What “baby prenup” is

What “baby prenup” is is an agreement between a husband and his wife* (who may be pregnant or who, with her husband, hopes to have a baby in the future with her husband) that anticipates and resolves in advance potential conflicts over what the parent’s joint and individual parental duties and responsibilities of care for the future child will be. Obviously, the intent of a baby prenup is to 1) facilitate communication between the potential parents and thus avoid and prevent disputes between the husband and wife when they become parents; and 2) ensure that the potential parents make sufficient plans for the successful care and nurturing of their child, if and when one is born to them.

Is a “baby prenup” a good idea?

Not really. I feel that a “baby prenup” cheapens both the joys and the burdens of parenthood by treating pregnancy, childbirth, and parenthood in a legalistic manner.

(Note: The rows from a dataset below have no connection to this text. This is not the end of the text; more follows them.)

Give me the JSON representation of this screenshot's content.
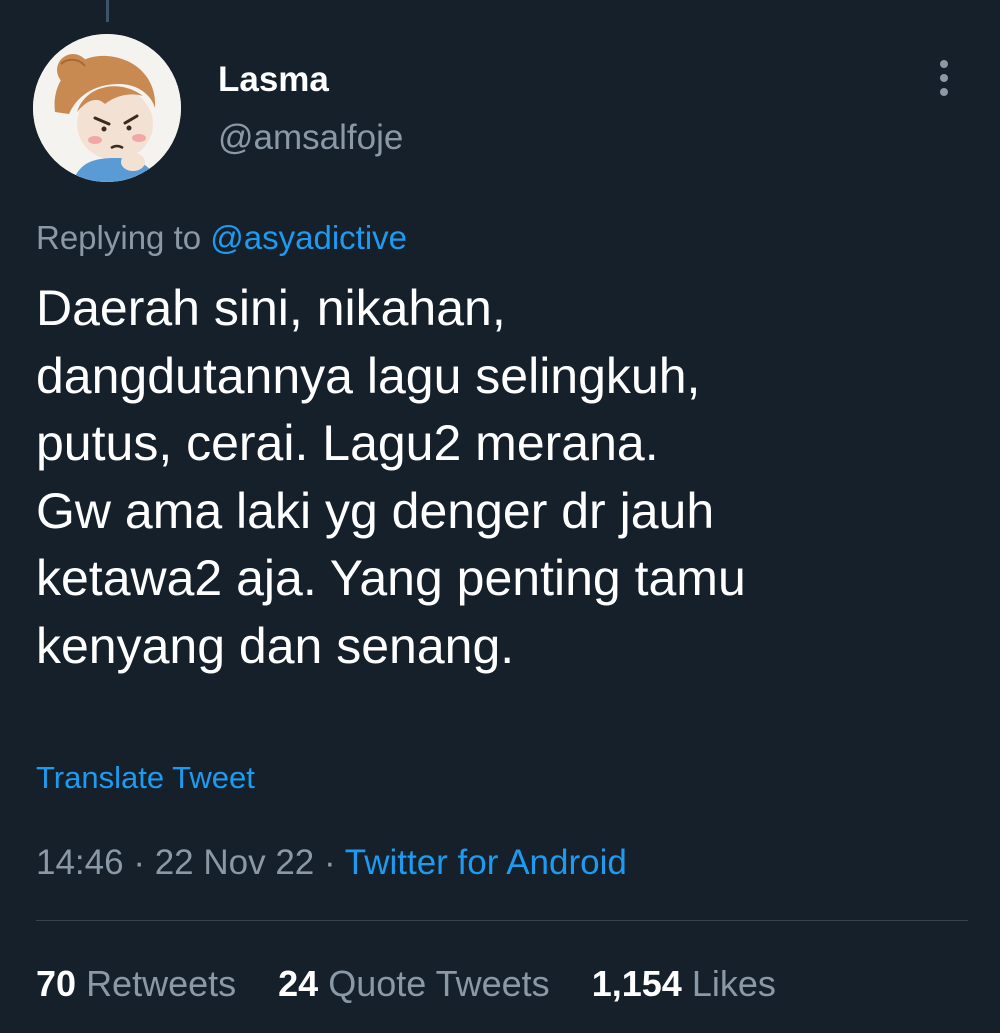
{
  "tweet": {
    "display_name": "Lasma",
    "handle": "@amsalfoje",
    "reply_prefix": "Replying to",
    "reply_to": "@asyadictive",
    "text_lines": [
      "Daerah sini, nikahan,",
      "dangdutannya lagu selingkuh,",
      "putus, cerai. Lagu2 merana.",
      "Gw ama laki yg denger dr jauh",
      "ketawa2 aja. Yang penting tamu",
      "kenyang dan senang."
    ],
    "translate_label": "Translate Tweet",
    "time": "14:46",
    "date": "22 Nov 22",
    "separator": "·",
    "source": "Twitter for Android"
  },
  "stats": [
    {
      "count": "70",
      "label": "Retweets"
    },
    {
      "count": "24",
      "label": "Quote Tweets"
    },
    {
      "count": "1,154",
      "label": "Likes"
    }
  ],
  "icons": {
    "more": "more-vertical-icon",
    "avatar": "cartoon-girl-avatar"
  },
  "colors": {
    "background": "#15202b",
    "text_primary": "#ffffff",
    "text_secondary": "#8b98a5",
    "accent": "#1d9bf0",
    "divider": "#38444d"
  }
}
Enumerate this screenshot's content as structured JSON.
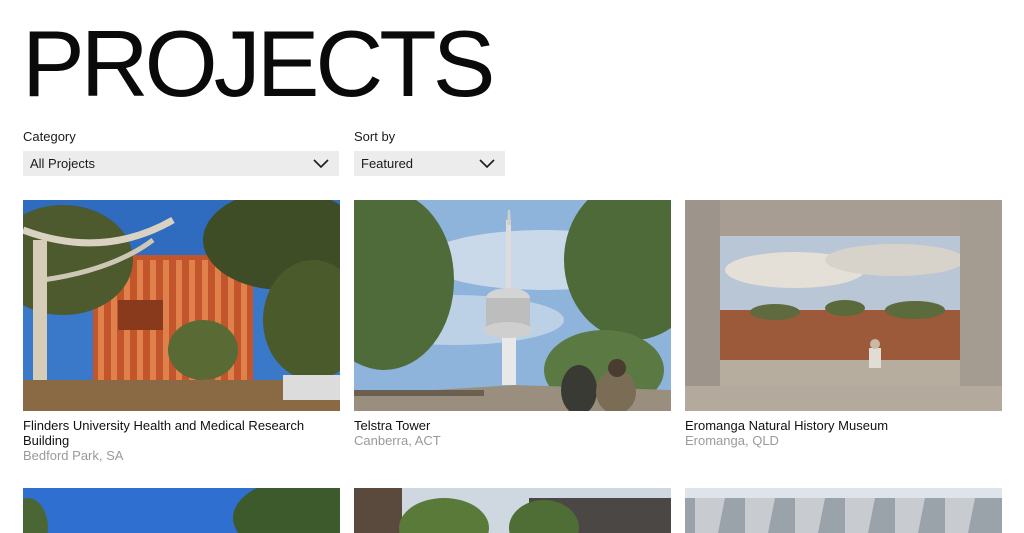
{
  "page": {
    "title": "PROJECTS"
  },
  "filters": {
    "category": {
      "label": "Category",
      "value": "All Projects"
    },
    "sort": {
      "label": "Sort by",
      "value": "Featured"
    }
  },
  "projects": [
    {
      "title": "Flinders University Health and Medical Research Building",
      "location": "Bedford Park, SA"
    },
    {
      "title": "Telstra Tower",
      "location": "Canberra, ACT"
    },
    {
      "title": "Eromanga Natural History Museum",
      "location": "Eromanga, QLD"
    }
  ],
  "colors": {
    "select_bg": "#ececec",
    "location_text": "#9a9a9a",
    "title_text": "#0a0a0a"
  }
}
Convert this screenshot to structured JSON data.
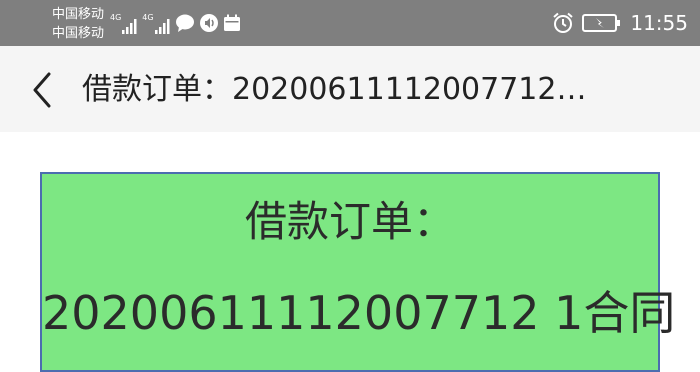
{
  "status_bar": {
    "carrier_1": "中国移动",
    "carrier_2": "中国移动",
    "network_1": "4G",
    "network_2": "4G",
    "time": "11:55",
    "icons": [
      "signal-icon",
      "signal-icon",
      "message-icon",
      "sound-icon",
      "calendar-icon",
      "alarm-icon",
      "battery-charging-icon"
    ]
  },
  "nav": {
    "title": "借款订单：20200611112007712…",
    "back_icon": "chevron-left-icon"
  },
  "card": {
    "title": "借款订单：",
    "number": "20200611112007712 1合同"
  },
  "colors": {
    "status_bar_bg": "#7f7f7f",
    "nav_bg": "#f5f5f5",
    "card_bg": "#7de783",
    "card_border": "#4c6db0",
    "text": "#222222"
  }
}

A couple who wants to have a child can do everything that a baby prenup is designed to do without actually having to draft or sign a contract. If a couple is not mature enough to understand that once they have a baby they are both responsible for the care and rearing of the child (in different and complementary ways) they brought into the world, it is highly doubtful that a written contract would change or prevent anything for the better. Indeed, if you believe that the person with whom you would like to have a child cannot be trusted to do, and would not, in the absence of a written contractual obligation, do all he or she can reasonably be expected to do for that child, that is surely someone you should not have a child with and rear together.

——————-

*or a boyfriend and girlfriend, girlfriend and girlfriend, boyfriend and boyfriend, wife and her wife or a husband and his husband, as the case may be.